The paper gives a short description and classification of approaches to the task of Information Extraction from text, also the existing areas of application for Information Extraction systems and the qualitative and quantitative evaluation of those systems. Observed are the restrictions on the architecture of those systems in the case of real-time text processing.
The area of Information Extraction differs from other directions in information search in that the emphasis is made on extracting the information in the form of frames of typical situations or entities. It is a wide and actively evolving area of research that has many applications and even so has not yet exhausted its potential for application. On a theoretical level many interesting models and technologies for information extraction were developed, this resulted in the task being solved with a rate of near human accuracy. Nevertheless the task of event extraction is far from being solved and it will require much labor and new ideas.
The paper covers the main directions in Information Extraction: approach based on knowledge, approach based on data and combined approach.
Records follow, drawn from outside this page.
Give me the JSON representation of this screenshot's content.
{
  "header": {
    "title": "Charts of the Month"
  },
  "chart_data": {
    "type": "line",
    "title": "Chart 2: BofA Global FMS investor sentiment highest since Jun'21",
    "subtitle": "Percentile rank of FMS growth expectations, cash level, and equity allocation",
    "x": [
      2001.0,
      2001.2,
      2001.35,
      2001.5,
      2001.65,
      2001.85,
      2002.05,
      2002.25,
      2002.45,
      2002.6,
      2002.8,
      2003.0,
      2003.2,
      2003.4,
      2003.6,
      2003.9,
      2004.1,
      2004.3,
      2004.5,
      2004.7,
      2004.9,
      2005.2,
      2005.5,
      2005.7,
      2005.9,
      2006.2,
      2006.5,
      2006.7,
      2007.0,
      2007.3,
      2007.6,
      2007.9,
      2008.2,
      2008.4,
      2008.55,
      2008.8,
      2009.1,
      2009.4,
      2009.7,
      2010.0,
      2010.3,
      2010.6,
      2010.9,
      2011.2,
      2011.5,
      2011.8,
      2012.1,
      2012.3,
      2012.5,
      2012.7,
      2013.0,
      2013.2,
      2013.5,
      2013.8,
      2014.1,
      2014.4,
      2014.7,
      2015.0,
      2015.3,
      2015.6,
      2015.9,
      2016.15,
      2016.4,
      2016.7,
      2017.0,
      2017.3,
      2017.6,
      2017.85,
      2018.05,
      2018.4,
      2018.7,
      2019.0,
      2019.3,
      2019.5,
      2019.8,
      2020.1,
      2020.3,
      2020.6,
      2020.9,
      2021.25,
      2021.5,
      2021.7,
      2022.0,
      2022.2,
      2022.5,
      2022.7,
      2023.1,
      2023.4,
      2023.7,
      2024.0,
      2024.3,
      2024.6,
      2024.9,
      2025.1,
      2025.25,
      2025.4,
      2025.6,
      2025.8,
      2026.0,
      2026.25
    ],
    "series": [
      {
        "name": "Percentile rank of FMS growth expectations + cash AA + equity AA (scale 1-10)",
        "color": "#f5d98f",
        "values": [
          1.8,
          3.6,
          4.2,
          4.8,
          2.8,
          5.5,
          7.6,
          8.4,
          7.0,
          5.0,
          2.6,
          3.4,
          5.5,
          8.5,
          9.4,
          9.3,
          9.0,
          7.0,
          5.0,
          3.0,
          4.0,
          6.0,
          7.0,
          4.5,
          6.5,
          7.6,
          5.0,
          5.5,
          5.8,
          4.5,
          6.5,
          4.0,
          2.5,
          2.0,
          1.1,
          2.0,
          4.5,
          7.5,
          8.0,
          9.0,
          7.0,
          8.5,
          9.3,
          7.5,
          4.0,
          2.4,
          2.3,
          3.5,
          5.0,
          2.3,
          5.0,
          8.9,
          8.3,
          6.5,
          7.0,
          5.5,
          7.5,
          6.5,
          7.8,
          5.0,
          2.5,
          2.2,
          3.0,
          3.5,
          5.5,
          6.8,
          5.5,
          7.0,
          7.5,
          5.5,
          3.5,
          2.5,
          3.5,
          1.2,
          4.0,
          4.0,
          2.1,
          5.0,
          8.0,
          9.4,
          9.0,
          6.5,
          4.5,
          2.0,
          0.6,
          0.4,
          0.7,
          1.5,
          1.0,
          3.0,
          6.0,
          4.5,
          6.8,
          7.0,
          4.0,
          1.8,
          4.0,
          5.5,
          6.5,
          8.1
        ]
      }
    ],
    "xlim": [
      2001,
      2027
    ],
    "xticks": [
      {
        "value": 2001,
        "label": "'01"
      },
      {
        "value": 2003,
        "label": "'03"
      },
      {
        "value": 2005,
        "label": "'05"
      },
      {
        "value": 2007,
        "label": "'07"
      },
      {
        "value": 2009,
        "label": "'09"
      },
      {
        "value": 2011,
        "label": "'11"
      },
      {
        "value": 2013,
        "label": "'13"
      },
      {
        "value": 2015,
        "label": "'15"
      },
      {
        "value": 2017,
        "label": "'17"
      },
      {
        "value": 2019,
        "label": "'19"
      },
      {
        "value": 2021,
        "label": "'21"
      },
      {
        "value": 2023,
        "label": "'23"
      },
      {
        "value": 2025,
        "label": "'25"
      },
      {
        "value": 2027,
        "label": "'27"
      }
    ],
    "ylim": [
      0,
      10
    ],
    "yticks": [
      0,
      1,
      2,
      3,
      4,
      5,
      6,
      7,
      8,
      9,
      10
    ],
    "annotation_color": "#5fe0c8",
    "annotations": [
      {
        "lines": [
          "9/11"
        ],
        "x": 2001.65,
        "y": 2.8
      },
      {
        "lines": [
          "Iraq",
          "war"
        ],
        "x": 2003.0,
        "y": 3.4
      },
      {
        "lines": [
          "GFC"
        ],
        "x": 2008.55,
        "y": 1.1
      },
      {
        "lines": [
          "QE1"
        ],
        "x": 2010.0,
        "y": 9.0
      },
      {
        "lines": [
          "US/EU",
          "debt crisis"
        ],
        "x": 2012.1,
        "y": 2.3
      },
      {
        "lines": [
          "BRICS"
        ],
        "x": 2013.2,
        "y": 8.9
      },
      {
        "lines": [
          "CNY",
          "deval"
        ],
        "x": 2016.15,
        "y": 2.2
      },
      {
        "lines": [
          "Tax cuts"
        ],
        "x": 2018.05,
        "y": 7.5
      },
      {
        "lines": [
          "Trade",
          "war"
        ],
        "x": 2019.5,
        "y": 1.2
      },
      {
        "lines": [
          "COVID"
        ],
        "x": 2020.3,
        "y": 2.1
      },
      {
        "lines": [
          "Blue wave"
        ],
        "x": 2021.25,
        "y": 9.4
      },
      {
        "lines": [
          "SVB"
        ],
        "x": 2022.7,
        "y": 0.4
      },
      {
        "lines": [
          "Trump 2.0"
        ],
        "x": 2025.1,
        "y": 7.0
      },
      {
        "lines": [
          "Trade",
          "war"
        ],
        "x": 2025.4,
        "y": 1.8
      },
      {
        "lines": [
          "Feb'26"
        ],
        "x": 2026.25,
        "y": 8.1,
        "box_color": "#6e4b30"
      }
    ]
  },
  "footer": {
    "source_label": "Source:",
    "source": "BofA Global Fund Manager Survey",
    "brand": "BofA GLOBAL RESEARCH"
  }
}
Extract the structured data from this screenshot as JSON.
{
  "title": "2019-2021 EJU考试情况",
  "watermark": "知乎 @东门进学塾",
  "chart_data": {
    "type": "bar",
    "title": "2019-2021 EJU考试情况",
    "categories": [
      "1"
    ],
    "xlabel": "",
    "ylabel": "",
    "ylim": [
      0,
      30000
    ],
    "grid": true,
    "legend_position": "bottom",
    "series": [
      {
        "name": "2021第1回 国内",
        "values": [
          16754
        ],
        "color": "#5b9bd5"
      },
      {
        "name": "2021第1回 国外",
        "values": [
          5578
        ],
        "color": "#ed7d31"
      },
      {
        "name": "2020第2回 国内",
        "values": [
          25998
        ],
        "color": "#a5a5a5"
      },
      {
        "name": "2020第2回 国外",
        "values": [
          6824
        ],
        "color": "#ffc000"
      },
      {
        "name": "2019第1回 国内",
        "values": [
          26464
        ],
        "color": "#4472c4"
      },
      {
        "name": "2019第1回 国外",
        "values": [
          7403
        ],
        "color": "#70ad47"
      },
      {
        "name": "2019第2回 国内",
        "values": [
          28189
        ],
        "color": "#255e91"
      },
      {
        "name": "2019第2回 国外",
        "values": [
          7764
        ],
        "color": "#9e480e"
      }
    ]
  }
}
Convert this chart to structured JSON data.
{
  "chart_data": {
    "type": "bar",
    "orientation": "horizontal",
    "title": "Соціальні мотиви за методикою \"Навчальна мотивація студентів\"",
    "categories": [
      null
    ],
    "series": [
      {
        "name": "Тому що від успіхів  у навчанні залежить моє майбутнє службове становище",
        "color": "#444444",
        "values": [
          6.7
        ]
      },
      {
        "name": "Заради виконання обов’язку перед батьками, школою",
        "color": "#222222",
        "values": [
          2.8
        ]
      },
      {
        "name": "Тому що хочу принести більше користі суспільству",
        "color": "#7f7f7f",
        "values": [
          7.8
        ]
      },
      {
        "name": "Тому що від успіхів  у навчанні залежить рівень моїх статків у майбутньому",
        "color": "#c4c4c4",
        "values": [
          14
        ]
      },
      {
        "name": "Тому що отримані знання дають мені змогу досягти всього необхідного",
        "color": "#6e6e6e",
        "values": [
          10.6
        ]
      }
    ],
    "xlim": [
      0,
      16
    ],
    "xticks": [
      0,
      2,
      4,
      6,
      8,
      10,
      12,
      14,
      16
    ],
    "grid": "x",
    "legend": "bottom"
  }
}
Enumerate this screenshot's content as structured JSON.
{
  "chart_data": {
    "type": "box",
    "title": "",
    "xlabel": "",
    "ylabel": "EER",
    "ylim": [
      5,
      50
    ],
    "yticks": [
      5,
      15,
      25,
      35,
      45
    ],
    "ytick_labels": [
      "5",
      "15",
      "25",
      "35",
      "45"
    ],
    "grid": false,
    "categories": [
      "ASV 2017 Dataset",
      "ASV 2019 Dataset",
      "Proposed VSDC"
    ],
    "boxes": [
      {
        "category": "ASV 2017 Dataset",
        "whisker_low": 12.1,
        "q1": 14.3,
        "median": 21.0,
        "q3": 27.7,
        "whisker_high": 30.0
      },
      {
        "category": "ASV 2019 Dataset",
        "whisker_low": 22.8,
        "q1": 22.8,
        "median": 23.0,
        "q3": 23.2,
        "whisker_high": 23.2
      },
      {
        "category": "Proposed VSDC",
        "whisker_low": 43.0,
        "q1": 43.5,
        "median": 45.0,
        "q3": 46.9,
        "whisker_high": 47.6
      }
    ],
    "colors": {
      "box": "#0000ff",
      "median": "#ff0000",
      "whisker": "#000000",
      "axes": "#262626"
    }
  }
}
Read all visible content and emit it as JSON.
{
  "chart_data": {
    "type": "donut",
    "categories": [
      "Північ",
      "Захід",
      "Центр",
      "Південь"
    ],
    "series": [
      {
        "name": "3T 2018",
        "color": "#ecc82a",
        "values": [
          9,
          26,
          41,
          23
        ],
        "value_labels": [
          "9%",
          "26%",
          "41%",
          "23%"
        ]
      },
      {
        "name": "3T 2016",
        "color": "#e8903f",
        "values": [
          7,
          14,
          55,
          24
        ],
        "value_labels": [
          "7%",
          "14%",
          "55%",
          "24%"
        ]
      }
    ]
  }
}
Approaches are compared based on a set of parameters: labor input, required data volume, degree of result interpretability. A method for evaluating Information Extraction systems based on accuracy and recall is described.
Proposed is a general classification of Information Extraction tasks. Also described is an architecture for Information Extraction systems that includes such tasks as text preprocessing and co-reference resolution. A main qualitative and quantitative assessment of the achieved results is given. This paper has a fairly extensive bibliography which includes 29 titles of mostly contemporary works and that allows to obtain a complete picture of this field of research.